The grass is never greener, but the frontiers can be more fertile

Over the past year many people in all sorts of organizations and situations have posed the question to or around me: “When should I stay and when should I go?” I often answer this question based on the two guideposts already mentioned: What does my gut tell me? Are these relationships a container for my growth right now? It’s worth considering a couple more as well.

Firstly: Am I still sharing my gifts here, or would another organization be able to benefit from them even more? As an intrapreneur I want to be sure that I am not fully participating in the organization’s problematic patterns but rather supporting a useful shift. So, secondly, I ask myself: Is this a good time to pass the torch?

Asking these questions and answering them honestly requires tremendous consciousness.

I think in our culture we are generally not good at “goodbyes.” When I worked with teams on a project basis, the “pass off” at the end was one of the most important moments in our relationship, and, too often, one of the most careless. When a project with a client ended, however, I knew that client would remain my best source for new ones, so for me it was always more of an “au revoir.”

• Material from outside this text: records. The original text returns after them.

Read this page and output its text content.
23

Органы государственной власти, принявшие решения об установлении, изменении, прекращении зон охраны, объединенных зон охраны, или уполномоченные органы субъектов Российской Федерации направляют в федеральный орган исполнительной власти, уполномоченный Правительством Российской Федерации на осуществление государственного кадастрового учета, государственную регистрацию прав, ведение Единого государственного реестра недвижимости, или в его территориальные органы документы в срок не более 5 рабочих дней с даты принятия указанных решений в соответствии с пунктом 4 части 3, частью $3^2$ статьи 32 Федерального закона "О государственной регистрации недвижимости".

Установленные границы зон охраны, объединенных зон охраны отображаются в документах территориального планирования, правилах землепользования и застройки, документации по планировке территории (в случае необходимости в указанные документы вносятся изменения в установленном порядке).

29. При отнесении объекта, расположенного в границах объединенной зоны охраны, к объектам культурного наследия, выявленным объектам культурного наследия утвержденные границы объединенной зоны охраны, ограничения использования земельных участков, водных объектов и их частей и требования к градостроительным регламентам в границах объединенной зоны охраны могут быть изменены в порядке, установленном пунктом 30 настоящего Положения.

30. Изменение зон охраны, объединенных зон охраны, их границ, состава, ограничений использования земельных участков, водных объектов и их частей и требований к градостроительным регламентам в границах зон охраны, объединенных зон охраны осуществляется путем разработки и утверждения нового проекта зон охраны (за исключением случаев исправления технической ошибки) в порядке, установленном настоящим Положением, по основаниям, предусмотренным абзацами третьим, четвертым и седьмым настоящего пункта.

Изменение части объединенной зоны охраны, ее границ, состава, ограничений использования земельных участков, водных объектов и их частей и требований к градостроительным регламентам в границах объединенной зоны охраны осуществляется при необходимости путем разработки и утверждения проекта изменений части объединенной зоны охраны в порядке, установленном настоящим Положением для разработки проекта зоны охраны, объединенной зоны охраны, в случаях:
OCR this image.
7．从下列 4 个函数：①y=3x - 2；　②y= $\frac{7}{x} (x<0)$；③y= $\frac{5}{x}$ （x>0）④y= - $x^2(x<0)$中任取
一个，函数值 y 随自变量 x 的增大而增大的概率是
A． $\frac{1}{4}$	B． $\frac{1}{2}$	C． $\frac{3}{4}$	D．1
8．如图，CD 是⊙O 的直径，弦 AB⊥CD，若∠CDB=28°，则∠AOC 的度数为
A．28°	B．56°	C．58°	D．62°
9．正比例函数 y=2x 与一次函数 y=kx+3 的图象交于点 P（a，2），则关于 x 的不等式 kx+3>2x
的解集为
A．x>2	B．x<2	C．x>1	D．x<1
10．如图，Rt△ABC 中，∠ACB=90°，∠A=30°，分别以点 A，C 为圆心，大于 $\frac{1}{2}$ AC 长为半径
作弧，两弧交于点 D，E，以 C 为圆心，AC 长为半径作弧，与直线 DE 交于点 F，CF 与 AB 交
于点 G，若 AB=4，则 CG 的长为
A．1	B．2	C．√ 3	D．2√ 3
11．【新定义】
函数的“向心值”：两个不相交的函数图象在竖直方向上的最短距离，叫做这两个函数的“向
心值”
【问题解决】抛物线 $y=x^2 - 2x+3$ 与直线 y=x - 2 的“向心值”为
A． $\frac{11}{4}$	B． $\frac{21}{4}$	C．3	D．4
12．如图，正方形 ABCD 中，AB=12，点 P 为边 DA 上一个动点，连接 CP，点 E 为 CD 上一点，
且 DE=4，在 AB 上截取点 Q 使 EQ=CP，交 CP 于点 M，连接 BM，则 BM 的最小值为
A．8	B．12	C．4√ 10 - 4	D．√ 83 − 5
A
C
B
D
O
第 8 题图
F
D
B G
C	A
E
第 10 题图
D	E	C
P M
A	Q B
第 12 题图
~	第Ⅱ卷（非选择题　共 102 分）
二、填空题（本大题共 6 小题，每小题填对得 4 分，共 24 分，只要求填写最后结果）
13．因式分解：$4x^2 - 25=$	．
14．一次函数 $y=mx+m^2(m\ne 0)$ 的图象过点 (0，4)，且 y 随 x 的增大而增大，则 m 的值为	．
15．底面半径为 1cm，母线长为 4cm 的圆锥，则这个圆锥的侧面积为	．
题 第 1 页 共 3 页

That being said, sometimes forests need fires to spur new growth and sometimes bridges need burning to release us into new ways of relating. Prescribed burns are not to be taken lightly though. Again, the rule of thumb is listening to one’s intuition, which is not the same thing as reacting knee-jerk. It is a patient process of questioning, discovering, and responding with courage.

It is far easier, of course, to give in to the black-and-white ideology that says you are either a slave to a bad boss or a hero slogging through cycles of feast and famine. If we do listen to ourselves, and to each other, we know better, though.

We know a new world is being born, that the labor will be long, and that it will take a team of people respecting themselves and one another to usher it in. Those of us who are intrapreneurs must continue to brave the frontier.